Bailey B R, Berlin K D, Holt E M, Scherlag B J, Lazzara R, Brachmann J, van der Helm D, Powell D R, Pantaleo N S, Ruenitz P C
J Med Chem. 1984 Jun;27(6):758-67. doi: 10.1021/jm00372a010.
The synthesis of the title ketone has been completed via a type of Mannich reaction starting from 4- thianone . An X-ray diffraction analysis has revealed that the solid system is a chair-boat conformer with the sulfur atom in the boat portion of the bicyclic ring compound. Wolff- Kishner reduction of the ketone group gave 7-benzyl-3-thia-7-azabicyclo [3.3.1]nonane, which was isolated as the hydroperchlorate . However, X-ray diffraction analysis of the salt showed this solid to be a chair-chair conformer. Addition of phenylmagnesium bromide to the ketone gave a tertiary alcohol with the C-C6H5 bond being equatorial with respect to the thiane ring and axial with respect to the piperidine ring. The reaction of the Grignard reagent with the ketone to give this alcohol seems to be very stereospecific. An X-ray analysis of the hydroperchlorate of the alcohol confirmed the system to be a chair-chair form in the solid. The title compounds were screened for antiarrhythmic activity in anesthetized mongrel dogs in which myocardial infarctions had been created when the left anterior descending coronary artery was ligated. Vagal-induced slowing of the sinus mode firing rate was used to determine the underlying ventricular automaticity in the dogs, which averaged 164 +/- 27 beats/min. Ventricular pacing was initiated to rates between 240 and 390/min.
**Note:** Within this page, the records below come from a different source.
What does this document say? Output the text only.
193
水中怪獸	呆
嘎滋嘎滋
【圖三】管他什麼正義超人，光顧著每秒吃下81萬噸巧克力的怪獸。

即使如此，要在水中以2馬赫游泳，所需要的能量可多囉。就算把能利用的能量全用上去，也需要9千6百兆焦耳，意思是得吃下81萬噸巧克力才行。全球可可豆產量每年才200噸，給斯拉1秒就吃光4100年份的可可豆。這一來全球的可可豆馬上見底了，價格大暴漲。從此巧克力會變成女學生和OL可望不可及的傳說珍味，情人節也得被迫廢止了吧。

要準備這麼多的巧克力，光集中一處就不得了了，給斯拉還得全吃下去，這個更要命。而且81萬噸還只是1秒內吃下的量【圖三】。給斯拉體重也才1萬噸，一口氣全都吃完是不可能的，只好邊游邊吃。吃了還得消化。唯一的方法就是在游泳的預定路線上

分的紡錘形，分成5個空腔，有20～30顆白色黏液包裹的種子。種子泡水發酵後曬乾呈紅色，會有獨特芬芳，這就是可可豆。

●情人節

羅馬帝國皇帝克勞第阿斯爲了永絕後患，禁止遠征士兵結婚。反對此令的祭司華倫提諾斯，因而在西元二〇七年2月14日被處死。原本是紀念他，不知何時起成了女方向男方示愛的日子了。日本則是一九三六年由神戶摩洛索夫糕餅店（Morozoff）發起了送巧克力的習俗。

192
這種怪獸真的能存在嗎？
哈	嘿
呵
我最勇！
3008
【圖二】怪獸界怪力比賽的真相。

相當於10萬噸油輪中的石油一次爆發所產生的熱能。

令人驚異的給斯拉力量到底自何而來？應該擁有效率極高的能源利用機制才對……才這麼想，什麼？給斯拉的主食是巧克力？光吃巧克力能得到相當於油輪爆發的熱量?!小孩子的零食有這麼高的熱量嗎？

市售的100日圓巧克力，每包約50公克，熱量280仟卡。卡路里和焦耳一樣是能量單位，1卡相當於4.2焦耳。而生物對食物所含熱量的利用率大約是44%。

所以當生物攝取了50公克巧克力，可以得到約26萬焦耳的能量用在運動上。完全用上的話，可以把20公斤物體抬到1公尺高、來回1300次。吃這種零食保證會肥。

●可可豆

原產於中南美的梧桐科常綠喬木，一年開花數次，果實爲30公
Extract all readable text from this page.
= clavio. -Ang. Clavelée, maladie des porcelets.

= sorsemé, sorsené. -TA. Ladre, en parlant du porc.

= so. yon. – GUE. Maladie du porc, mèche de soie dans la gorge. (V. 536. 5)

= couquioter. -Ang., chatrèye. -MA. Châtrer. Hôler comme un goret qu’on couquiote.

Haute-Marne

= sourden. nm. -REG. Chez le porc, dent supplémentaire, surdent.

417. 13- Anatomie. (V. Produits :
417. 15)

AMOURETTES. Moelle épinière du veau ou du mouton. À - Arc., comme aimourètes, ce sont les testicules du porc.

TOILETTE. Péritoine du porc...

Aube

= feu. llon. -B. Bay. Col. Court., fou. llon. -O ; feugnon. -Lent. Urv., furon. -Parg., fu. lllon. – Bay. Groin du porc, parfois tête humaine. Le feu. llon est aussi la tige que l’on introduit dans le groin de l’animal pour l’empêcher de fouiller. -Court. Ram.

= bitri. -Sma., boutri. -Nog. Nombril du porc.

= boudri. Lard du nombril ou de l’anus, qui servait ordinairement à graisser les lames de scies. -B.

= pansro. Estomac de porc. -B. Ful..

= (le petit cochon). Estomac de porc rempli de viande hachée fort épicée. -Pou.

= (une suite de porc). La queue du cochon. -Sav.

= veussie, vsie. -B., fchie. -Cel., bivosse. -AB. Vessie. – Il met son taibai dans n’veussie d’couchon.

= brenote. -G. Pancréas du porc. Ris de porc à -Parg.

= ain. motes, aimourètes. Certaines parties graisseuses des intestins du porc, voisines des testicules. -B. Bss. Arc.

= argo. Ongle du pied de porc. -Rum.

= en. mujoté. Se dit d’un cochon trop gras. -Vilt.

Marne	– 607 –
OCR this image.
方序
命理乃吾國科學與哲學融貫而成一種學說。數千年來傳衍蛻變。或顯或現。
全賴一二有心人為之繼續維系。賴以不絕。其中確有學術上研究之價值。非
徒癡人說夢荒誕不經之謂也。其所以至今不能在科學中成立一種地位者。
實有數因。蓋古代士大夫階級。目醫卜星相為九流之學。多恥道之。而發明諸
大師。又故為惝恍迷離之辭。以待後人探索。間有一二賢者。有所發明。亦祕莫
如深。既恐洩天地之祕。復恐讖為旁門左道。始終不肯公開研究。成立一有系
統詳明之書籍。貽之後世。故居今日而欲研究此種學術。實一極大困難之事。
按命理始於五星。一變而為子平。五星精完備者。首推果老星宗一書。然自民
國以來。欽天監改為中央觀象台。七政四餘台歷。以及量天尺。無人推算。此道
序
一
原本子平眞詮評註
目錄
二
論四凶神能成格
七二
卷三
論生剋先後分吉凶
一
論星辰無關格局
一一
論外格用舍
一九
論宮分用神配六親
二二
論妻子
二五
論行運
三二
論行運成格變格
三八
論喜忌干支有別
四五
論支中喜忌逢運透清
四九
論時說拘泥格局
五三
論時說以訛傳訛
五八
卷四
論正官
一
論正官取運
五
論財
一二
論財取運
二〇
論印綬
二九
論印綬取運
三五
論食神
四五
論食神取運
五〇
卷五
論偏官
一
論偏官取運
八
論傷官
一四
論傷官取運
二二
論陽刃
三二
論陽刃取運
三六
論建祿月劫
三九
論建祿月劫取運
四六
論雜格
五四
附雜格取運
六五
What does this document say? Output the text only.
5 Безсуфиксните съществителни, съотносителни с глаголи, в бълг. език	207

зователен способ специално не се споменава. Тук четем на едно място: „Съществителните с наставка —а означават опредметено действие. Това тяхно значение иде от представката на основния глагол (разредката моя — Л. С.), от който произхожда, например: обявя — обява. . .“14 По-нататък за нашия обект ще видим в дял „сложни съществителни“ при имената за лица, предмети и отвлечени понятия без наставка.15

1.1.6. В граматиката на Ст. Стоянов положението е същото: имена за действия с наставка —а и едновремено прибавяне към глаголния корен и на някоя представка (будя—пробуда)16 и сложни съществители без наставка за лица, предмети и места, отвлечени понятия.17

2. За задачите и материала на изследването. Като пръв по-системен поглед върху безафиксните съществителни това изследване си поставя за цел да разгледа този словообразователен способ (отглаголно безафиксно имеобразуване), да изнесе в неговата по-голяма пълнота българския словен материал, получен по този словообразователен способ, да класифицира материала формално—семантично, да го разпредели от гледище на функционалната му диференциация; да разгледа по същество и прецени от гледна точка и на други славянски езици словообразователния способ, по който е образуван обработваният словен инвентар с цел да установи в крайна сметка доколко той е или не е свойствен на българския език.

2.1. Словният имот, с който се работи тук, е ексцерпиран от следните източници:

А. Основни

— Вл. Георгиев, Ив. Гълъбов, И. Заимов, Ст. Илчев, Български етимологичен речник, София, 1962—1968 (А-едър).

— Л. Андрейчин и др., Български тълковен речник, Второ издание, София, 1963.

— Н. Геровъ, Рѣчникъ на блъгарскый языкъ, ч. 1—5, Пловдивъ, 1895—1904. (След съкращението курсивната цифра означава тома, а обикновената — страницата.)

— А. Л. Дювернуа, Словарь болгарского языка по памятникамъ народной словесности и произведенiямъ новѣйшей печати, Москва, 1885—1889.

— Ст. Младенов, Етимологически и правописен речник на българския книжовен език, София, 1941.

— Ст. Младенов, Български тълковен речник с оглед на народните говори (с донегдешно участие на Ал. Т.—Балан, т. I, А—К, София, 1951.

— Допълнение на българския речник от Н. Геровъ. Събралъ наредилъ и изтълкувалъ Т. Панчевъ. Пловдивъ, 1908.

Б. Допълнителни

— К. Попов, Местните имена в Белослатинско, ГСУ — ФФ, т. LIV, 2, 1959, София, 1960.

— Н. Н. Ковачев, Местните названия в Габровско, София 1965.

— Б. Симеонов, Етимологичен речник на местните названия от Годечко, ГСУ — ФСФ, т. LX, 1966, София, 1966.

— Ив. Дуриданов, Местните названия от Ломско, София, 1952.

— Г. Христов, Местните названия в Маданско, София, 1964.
This technique resulted in the induction of rapid and sustained ventricular tachycardia. At doses of 3 and 6 mg/kg of body weight, 7-benzyl-3-thia-7-azabicyclo [3.3.1]nonane hydroperchlorate in alcohol (the solution was administered intravenously) was able to suppress markedly the induced ventricular tachycardia in five of six dogs. The compound also caused a 10-15% increase in blood pressure within a few minutes. The antiarrhythmic properties of this compound and others of related structure are discussed, and some comparison is made with the action of lidocaine in similar dog preparations.
从4-噻蒽酮出发,通过一种曼尼希反应完成了标题酮的合成。X射线衍射分析表明,该固体体系是一种椅式-船式构象体,硫原子位于双环环化合物的船式部分。酮基的沃尔夫-基什纳还原反应得到7-苄基-3-硫杂-7-氮杂双环[3.3.1]壬烷,其以高氯酸氢盐形式分离出来。然而,该盐的X射线衍射分析表明,这种固体是一种椅式-椅式构象体。向酮中加入苯基溴化镁得到一种叔醇,其中C-C6H5键相对于噻蒽环是平伏键,相对于哌啶环是直立键。格氏试剂与酮反应生成这种醇的反应似乎具有很高的立体选择性。该醇的高氯酸氢盐的X射线分析证实,在固体中该体系为椅式-椅式构象。在结扎左前降支冠状动脉造成心肌梗死的麻醉杂种犬中,对标题化合物进行了抗心律失常活性筛选。通过迷走神经诱导的窦性心律放电频率减慢来测定犬的潜在心室自律性,其平均为164±27次/分钟。开始进行心室起搏,频率在240至390次/分钟之间。该技术导致诱发快速且持续的室性心动过速。在体重剂量为3和6mg/kg时,7-苄基-3-硫杂-7-氮杂双环[3.3.1]壬烷高氯酸氢盐的乙醇溶液(静脉给药)能够显著抑制6只犬中5只犬诱发的室性心动过速。该化合物还能在几分钟内使血压升高10-15%。讨论了该化合物及其他相关结构化合物的抗心律失常特性,并与利多卡因在类似犬制剂中的作用进行了一些比较。